New Zealand’s seafood industry council didn’t like the New York Times’ insinuation that they had stood by and done nothing while the primary ingredient for McDonalds’ Filet-O-Fish sandwiches was fished to near- extinction.
New Zealand has done a fine job managing the hoki fishery, a representative for the council, Eric McErlain, tells us:
I represent the New Zealand Seafood Industry Council, and wanted to get in touch with you regarding your short item regarding the hoki from the New York Times. To say the least, my client is distressed about the story because the reporter for the paper, William Broad, ignored reporting that appeared in his own paper from just a few weeks ago that praised New Zealand fisheries, including the hoki fishery, as one of the best-managed in the world.

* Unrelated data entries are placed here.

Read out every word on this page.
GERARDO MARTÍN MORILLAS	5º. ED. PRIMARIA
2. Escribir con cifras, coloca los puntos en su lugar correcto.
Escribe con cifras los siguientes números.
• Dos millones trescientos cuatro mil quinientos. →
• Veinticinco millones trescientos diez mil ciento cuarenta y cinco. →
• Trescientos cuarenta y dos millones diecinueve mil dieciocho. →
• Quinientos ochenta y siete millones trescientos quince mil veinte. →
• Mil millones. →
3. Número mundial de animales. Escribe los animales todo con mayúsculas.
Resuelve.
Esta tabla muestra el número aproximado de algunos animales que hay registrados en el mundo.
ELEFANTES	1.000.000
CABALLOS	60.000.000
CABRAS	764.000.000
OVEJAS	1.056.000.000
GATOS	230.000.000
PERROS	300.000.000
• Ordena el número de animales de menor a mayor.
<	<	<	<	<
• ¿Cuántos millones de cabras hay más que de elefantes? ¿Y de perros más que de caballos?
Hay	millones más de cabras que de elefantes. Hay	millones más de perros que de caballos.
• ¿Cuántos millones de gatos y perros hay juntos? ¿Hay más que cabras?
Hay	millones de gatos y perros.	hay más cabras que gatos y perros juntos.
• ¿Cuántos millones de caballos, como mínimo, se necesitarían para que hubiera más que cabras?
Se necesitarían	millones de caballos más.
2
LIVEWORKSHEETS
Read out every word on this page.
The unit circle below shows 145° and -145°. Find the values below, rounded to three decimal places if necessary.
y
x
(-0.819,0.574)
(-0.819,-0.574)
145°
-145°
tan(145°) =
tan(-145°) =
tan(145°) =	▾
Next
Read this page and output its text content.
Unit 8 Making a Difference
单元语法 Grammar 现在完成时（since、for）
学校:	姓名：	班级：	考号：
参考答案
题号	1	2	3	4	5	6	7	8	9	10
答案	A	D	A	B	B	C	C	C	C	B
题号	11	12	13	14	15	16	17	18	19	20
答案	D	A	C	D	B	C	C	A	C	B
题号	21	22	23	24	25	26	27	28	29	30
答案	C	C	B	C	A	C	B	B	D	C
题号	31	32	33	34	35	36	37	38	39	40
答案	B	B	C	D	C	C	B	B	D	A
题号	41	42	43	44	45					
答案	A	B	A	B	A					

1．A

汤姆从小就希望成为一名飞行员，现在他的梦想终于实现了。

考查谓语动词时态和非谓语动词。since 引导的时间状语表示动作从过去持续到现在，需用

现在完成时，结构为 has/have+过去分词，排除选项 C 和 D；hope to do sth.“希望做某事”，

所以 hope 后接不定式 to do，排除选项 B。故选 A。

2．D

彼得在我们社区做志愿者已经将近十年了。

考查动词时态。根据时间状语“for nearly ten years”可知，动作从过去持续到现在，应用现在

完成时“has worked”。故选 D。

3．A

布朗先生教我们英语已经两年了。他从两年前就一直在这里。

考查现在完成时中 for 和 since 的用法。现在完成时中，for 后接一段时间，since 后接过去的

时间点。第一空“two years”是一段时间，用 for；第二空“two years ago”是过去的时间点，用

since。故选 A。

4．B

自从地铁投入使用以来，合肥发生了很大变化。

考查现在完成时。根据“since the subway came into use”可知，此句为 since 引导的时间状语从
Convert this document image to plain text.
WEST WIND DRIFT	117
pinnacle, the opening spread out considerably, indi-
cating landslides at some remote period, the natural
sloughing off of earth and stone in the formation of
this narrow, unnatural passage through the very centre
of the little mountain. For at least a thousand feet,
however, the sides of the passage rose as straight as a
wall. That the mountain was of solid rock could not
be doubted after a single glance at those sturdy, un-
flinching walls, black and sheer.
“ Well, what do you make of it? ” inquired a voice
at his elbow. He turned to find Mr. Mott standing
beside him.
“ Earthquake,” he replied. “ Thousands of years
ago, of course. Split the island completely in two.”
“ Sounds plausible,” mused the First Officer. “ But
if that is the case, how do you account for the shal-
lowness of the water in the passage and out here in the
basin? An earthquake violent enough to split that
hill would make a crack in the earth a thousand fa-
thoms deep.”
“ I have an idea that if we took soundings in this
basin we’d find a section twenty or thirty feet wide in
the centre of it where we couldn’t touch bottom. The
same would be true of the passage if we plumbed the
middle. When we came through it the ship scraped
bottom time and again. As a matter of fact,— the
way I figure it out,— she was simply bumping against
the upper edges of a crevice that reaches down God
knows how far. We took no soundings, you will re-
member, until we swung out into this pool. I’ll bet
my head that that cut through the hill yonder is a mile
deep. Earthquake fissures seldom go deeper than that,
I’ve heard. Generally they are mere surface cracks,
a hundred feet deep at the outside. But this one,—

The study in question, the work of 20 marine ecologists and fisheries scientists that was originally published in the journal, Science, was highlighted in the NYT on July 30 [Study Finds Hope in Saving Saltwater Fish; 7/30/09]. While the article doesn’t directly mention the New Zealand fisheries, the original study referred to in the story does. You can find that original study here:
“Most rebuilding efforts only begin after there is drastic and undeniable evidence of overexploitation. The inherent uncertainty in fisheries, however, requires that agencies act before it comes to that stage (33); this is especially true in light of accelerating global change (34). We found that only Alaska and New Zealand seemed to have acted with such foresight, whereas other regions experienced systemic overexploitation.”
My client would have been happy to point this out to Broad, if he had only bothered to call them. So we can keep eating Filet-O-Fish?